There will be a few more new reviews uploaded over the weekend, after which I will be in full Packing Hell - that special zone where all the carbs and sugar one has consumed to stay awake and get all the residual clutter in some physical box hits the brain, and one is ready for one long nap.
Prior to that is the mounting tension that 'everthing may not fit'; that there aren't enough boxes or packing tape (not even duct tape); and that the emergency stash of protein (a burger or chicken fillet) was eaten last week, leaving little else to eat except toast.
I've moved the contents of a house and apartment multiple times over the years, and it's still the most evil and stressful experience around, and in packing up the media I've covered over the years, I realized Alpha cases and Jewel cases are Evil - not because of environmental reasons (that's a separate issue), but the waste of space they occupy in boxes, as well as shelves.
Some things are innately cool (the Masters of Horrror skull is an awesome mantlepiece), but then there are some of the early boxed sets where 3 DVDs are housed in a chunky Alpha which no one uses anymore.
Same goes for vintage CDs, like the early 2-disc sets that came in fat cases the music labels now use to hold 4 or as many as 6 CD sets.
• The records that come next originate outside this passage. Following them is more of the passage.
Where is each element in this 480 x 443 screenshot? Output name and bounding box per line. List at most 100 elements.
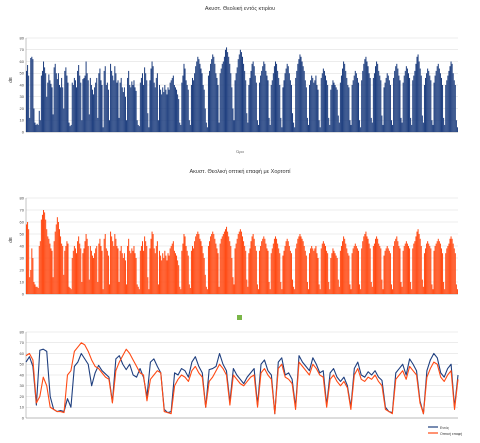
indoor-bar	[245, 80, 247, 132]
line-of-sight-bar	[145, 241, 147, 294]
indoor-bar	[403, 75, 405, 132]
line-of-sight-bar	[369, 248, 371, 294]
indoor-bar	[274, 61, 276, 132]
line-of-sight-bar	[194, 241, 196, 294]
indoor-bar	[154, 87, 156, 132]
indoor-bar	[449, 66, 451, 132]
line-of-sight-bar	[131, 248, 133, 294]
indoor-bar	[443, 117, 445, 132]
indoor-bar	[393, 77, 395, 132]
line-of-sight-bar	[274, 236, 276, 294]
indoor-bar	[57, 73, 59, 132]
indoor-bar	[248, 85, 250, 132]
indoor-bar	[429, 75, 431, 132]
line-of-sight-bar	[253, 238, 255, 294]
indoor-bar	[28, 75, 30, 132]
indoor-bar	[88, 114, 90, 132]
line-of-sight-bar	[262, 238, 264, 294]
indoor-bar	[363, 63, 365, 132]
line-of-sight-bar	[311, 246, 313, 294]
indoor-bar	[388, 80, 390, 132]
line-of-sight-bar	[170, 246, 172, 294]
line-of-sight-ytick-label: 50	[20, 231, 25, 236]
line-of-sight-ytick-label: 70	[20, 207, 25, 212]
line-of-sight-bar	[399, 248, 401, 294]
line-of-sight-bar	[378, 243, 380, 294]
line-of-sight-bar	[45, 219, 47, 294]
line-of-sight-bar	[249, 248, 251, 294]
line-of-sight-bar	[362, 241, 364, 294]
line-of-sight-bar	[438, 241, 440, 294]
indoor-bar	[415, 63, 417, 132]
line-of-sight-bar	[108, 284, 111, 294]
indoor-bar	[60, 87, 62, 132]
indoor-bar	[96, 77, 98, 132]
line-of-sight-bar	[183, 234, 185, 294]
line-of-sight-bar	[102, 289, 104, 294]
indoor-bar	[49, 80, 51, 132]
indoor-bar	[345, 70, 347, 132]
indoor-bar	[105, 85, 107, 132]
indoor-bar	[381, 115, 383, 132]
indoor-bar	[165, 89, 167, 132]
indoor-bar	[35, 124, 37, 132]
indoor-bar	[122, 92, 124, 132]
line-of-sight-bar	[132, 250, 134, 294]
indoor-bar	[340, 75, 342, 132]
indoor-bar	[300, 56, 302, 132]
indoor-bar	[128, 70, 130, 132]
indoor-bar	[292, 113, 294, 132]
line-of-sight-bar	[360, 289, 362, 294]
indoor-bar	[418, 61, 420, 132]
indoor-bar	[170, 80, 172, 132]
line-of-sight-bar	[336, 258, 338, 294]
indoor-bar	[32, 59, 34, 132]
indoor-bar	[191, 77, 194, 132]
line-of-sight-bar	[174, 253, 176, 294]
indoor-bar	[103, 70, 105, 132]
line-of-sight-bar	[423, 253, 425, 294]
line-of-sight-bar	[276, 238, 278, 294]
line-of-sight-bar	[190, 250, 192, 294]
indoor-bar	[379, 75, 381, 132]
indoor-bar	[171, 77, 173, 132]
line-of-sight-bar	[264, 238, 266, 294]
comparison-ytick-label: 60	[20, 351, 25, 356]
indoor-bar	[108, 120, 111, 132]
indoor-bar	[252, 61, 254, 132]
line-of-sight-bar	[284, 246, 286, 294]
indoor-bar	[423, 85, 425, 132]
line-of-sight-bar	[169, 248, 171, 294]
line-of-sight-bar	[436, 241, 438, 294]
line-of-sight-bar	[368, 243, 370, 294]
indoor-bar	[89, 77, 91, 132]
indoor-ytick-label: 60	[20, 59, 25, 64]
line-of-sight-bar	[154, 253, 156, 294]
indoor-bar	[95, 82, 97, 132]
indoor-bar	[428, 70, 430, 132]
indoor-bar	[287, 66, 289, 132]
indoor-bar	[286, 63, 288, 132]
line-of-sight-bar	[137, 286, 139, 294]
line-of-sight-bar	[318, 284, 320, 294]
line-of-sight-bar	[55, 224, 57, 294]
line-of-sight-bar	[51, 250, 53, 294]
line-of-sight-bar	[85, 234, 87, 294]
line-of-sight-bar	[49, 243, 51, 294]
indoor-bar	[166, 94, 168, 132]
legend-line-of-sight-label: Οπτική επαφή	[440, 432, 462, 436]
line-of-sight-bar	[27, 222, 29, 294]
indoor-bar	[135, 90, 137, 132]
indoor-bar	[216, 77, 218, 132]
line-of-sight-ytick-label: 40	[20, 243, 25, 248]
indoor-bar	[27, 65, 29, 132]
line-of-sight-bar	[290, 253, 292, 294]
line-of-sight-bar	[257, 289, 259, 294]
indoor-bar	[420, 75, 422, 132]
line-of-sight-bar	[36, 286, 38, 294]
indoor-bar	[123, 87, 125, 132]
indoor-bar	[141, 73, 143, 132]
indoor-bar	[247, 122, 249, 132]
indoor-bar	[309, 85, 311, 132]
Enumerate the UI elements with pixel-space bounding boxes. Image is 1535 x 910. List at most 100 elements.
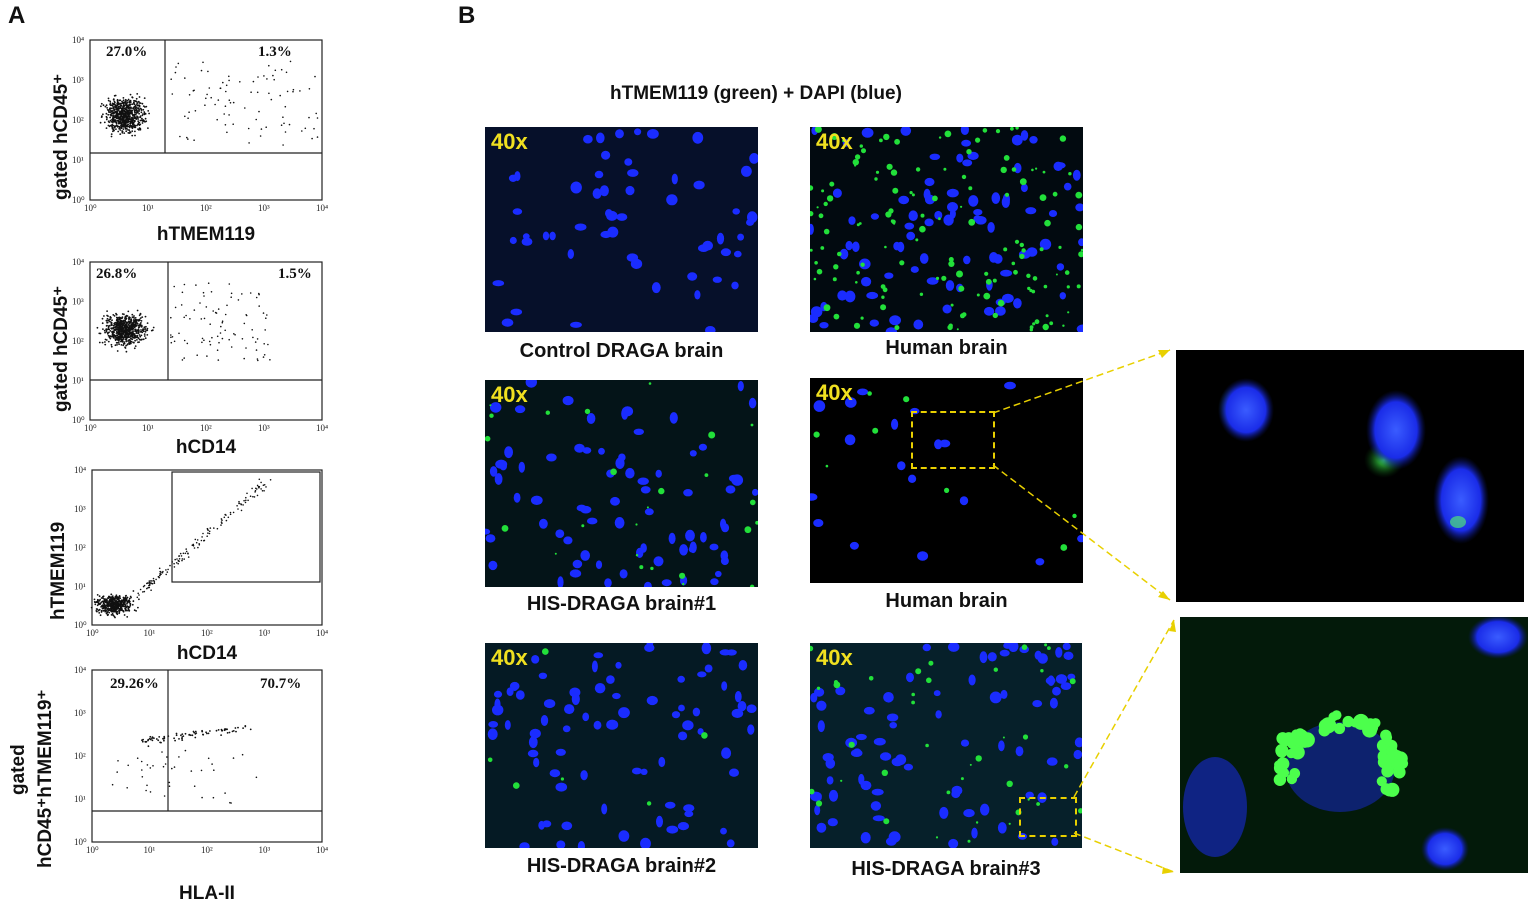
- caption-his-draga-2: HIS-DRAGA brain#2: [526, 855, 717, 877]
- flow-plot-2-right-pct: 1.5%: [278, 266, 312, 282]
- panel-b-label: B: [458, 2, 476, 29]
- magnification-label: 40x: [816, 129, 853, 154]
- y-tick-label: 10¹: [74, 581, 86, 591]
- x-tick-label: 10²: [201, 628, 213, 638]
- y-tick-label: 10⁰: [74, 620, 87, 630]
- micrograph-his-draga-2-image: [485, 643, 758, 848]
- magnification-label: 40x: [491, 129, 528, 154]
- zoom-inset-his-draga-3: [1180, 617, 1528, 873]
- micrograph-his-draga-3: 40x: [810, 643, 1082, 848]
- y-tick-label: 10²: [72, 336, 84, 346]
- flow-plot-1-sparse-events: [170, 60, 319, 146]
- flow-plot-1-left-pct: 27.0%: [106, 44, 148, 60]
- y-tick-label: 10⁴: [72, 257, 84, 267]
- x-tick-label: 10⁴: [316, 423, 328, 433]
- flow-plot-1-xlabel: hTMEM119: [156, 224, 256, 245]
- micrograph-his-draga-3-image: [810, 643, 1082, 848]
- x-tick-label: 10¹: [144, 628, 156, 638]
- zoom-inset-human-brain-image: [1218, 378, 1489, 544]
- flow-plot-2-xlabel: hCD14: [175, 437, 237, 458]
- flow-plot-4: 10⁰ 10⁰ 10¹ 10¹ 10² 10² 10³ 10³ 10⁴ 10⁴ 29.26% 70…: [74, 665, 328, 855]
- x-tick-label: 10⁴: [316, 845, 328, 855]
- caption-his-draga-3: HIS-DRAGA brain#3: [851, 858, 1041, 880]
- y-tick-label: 10³: [74, 708, 86, 718]
- caption-control-draga: Control DRAGA brain: [519, 340, 724, 362]
- y-tick-label: 10²: [74, 543, 86, 553]
- micrograph-control-draga: 40x: [485, 127, 758, 332]
- inset-box-his-draga-3: [1019, 797, 1077, 837]
- flow-plot-2: 10⁰ 10⁰ 10¹ 10¹ 10² 10² 10³ 10³ 10⁴ 10⁴ 26.8% 1.5…: [72, 257, 328, 433]
- micrograph-title: hTMEM119 (green) + DAPI (blue): [610, 83, 902, 104]
- flow-plot-2-left-pct: 26.8%: [96, 266, 138, 282]
- x-tick-label: 10³: [259, 628, 271, 638]
- y-tick-label: 10³: [72, 75, 84, 85]
- magnification-label: 40x: [816, 380, 853, 405]
- y-tick-label: 10⁴: [74, 465, 86, 475]
- y-tick-label: 10¹: [72, 376, 84, 386]
- x-tick-label: 10³: [258, 203, 270, 213]
- inset-box-human-brain: [911, 411, 995, 469]
- x-tick-label: 10³: [259, 845, 271, 855]
- x-tick-label: 10⁰: [84, 423, 97, 433]
- zoom-inset-human-brain: [1176, 350, 1524, 602]
- micrograph-human-brain-2: 40x: [810, 378, 1083, 583]
- zoom-inset-his-draga-3-image: [1183, 617, 1528, 871]
- x-tick-label: 10³: [258, 423, 270, 433]
- x-tick-label: 10⁴: [316, 628, 328, 638]
- caption-his-draga-1: HIS-DRAGA brain#1: [526, 593, 717, 615]
- y-tick-label: 10³: [74, 504, 86, 514]
- micrograph-his-draga-2: 40x: [485, 643, 758, 848]
- y-tick-label: 10³: [72, 297, 84, 307]
- y-tick-label: 10⁴: [72, 35, 84, 45]
- x-tick-label: 10¹: [144, 845, 156, 855]
- y-tick-label: 10²: [72, 115, 84, 125]
- flow-plot-1: 10⁰ 10⁰ 10¹ 10¹ 10² 10² 10³ 10³ 10⁴ 10⁴ 27.0% 1.3…: [72, 35, 328, 213]
- micrograph-control-draga-image: [485, 127, 758, 332]
- flow-plot-4-left-pct: 29.26%: [110, 676, 159, 692]
- x-tick-label: 10¹: [142, 203, 154, 213]
- y-tick-label: 10⁰: [72, 195, 85, 205]
- x-tick-label: 10⁰: [84, 203, 97, 213]
- flow-plot-4-events: [111, 725, 258, 804]
- x-tick-label: 10²: [200, 423, 212, 433]
- x-tick-label: 10¹: [142, 423, 154, 433]
- flow-plot-2-dense-cluster: [96, 309, 155, 353]
- x-tick-label: 10⁰: [86, 628, 99, 638]
- flow-plot-2-sparse-events: [170, 282, 271, 362]
- y-tick-label: 10⁰: [72, 415, 85, 425]
- flow-plot-4-right-pct: 70.7%: [260, 676, 302, 692]
- flow-plot-3-xlabel: hCD14: [176, 643, 238, 664]
- x-tick-label: 10²: [201, 845, 213, 855]
- x-tick-label: 10⁰: [86, 845, 99, 855]
- micrograph-human-brain-1-image: [810, 127, 1083, 332]
- flow-plot-1-dense-cluster: [99, 93, 150, 138]
- x-tick-label: 10⁴: [316, 203, 328, 213]
- caption-human-brain-1: Human brain: [885, 337, 1008, 359]
- flow-plot-3-dense-cluster: [90, 590, 140, 619]
- y-tick-label: 10⁰: [74, 837, 87, 847]
- x-tick-label: 10²: [200, 203, 212, 213]
- micrograph-his-draga-1: 40x: [485, 380, 758, 587]
- flow-plot-3: 10⁰ 10⁰ 10¹ 10¹ 10² 10² 10³ 10³ 10⁴ 10⁴: [74, 465, 328, 638]
- micrograph-human-brain-1: 40x: [810, 127, 1083, 332]
- flow-plot-3-diagonal-events: [130, 478, 272, 603]
- y-tick-label: 10⁴: [74, 665, 86, 675]
- y-tick-label: 10¹: [74, 794, 86, 804]
- y-tick-label: 10²: [74, 751, 86, 761]
- magnification-label: 40x: [491, 382, 528, 407]
- y-tick-label: 10¹: [72, 155, 84, 165]
- flow-plot-1-right-pct: 1.3%: [258, 44, 292, 60]
- flow-plot-4-xlabel: HLA-II: [179, 883, 235, 904]
- panel-a-label: A: [8, 2, 26, 29]
- magnification-label: 40x: [491, 645, 528, 670]
- caption-human-brain-2: Human brain: [885, 590, 1008, 612]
When these are all boxed up, the sheer poundage is phenominal.
I'm already a huge fan of the slim DVD cases most labels now use in boxed sets (they're lighter and can hold thin booklets), and one easy advantage to high quality MP3 albums is they take up hard drive or CD/DVD space - and nothin' else. As a collector, the packaging is a bonus, but when moving a few thousand items, that bonus is a struggle to pack up and store.
Doubt the theory?
The photo above shows CD and DVD cases occupying about as much square footage as a stacked washer-dryer (also note Fuzzball at the top, my fist-sized tiger who normally rests on the tip of my olde IBM keyboard, but is in the photo to assist in demonstrating a sense of scale). When I moved from a sixties bungalow (3 bedrooms, and one nasty mold-encrusted basement) in 2007, I also had to confront the issue of videotapes (Beta, VHS, SVHS, and 3/4" U-Matic) that were worthless, pointless, and useless to hold on.
Craigslist did solve the problem - a gentleman took the 2500 tapes I wanted sent to oblivion, and re-used them in a local school - but I wonder if collectors and journalists who have done a significant move ot two have dealt with the same issue: over years, a lot of media-related stuff really accumulates, and it's daunting as to how much is necessary as reference materials, and the rest is the precursor to collector insanity.
Anyhow, please be patient while the moving experience reaches its ugly conclusion, and there will be a batch of new interviews by next Friday, too.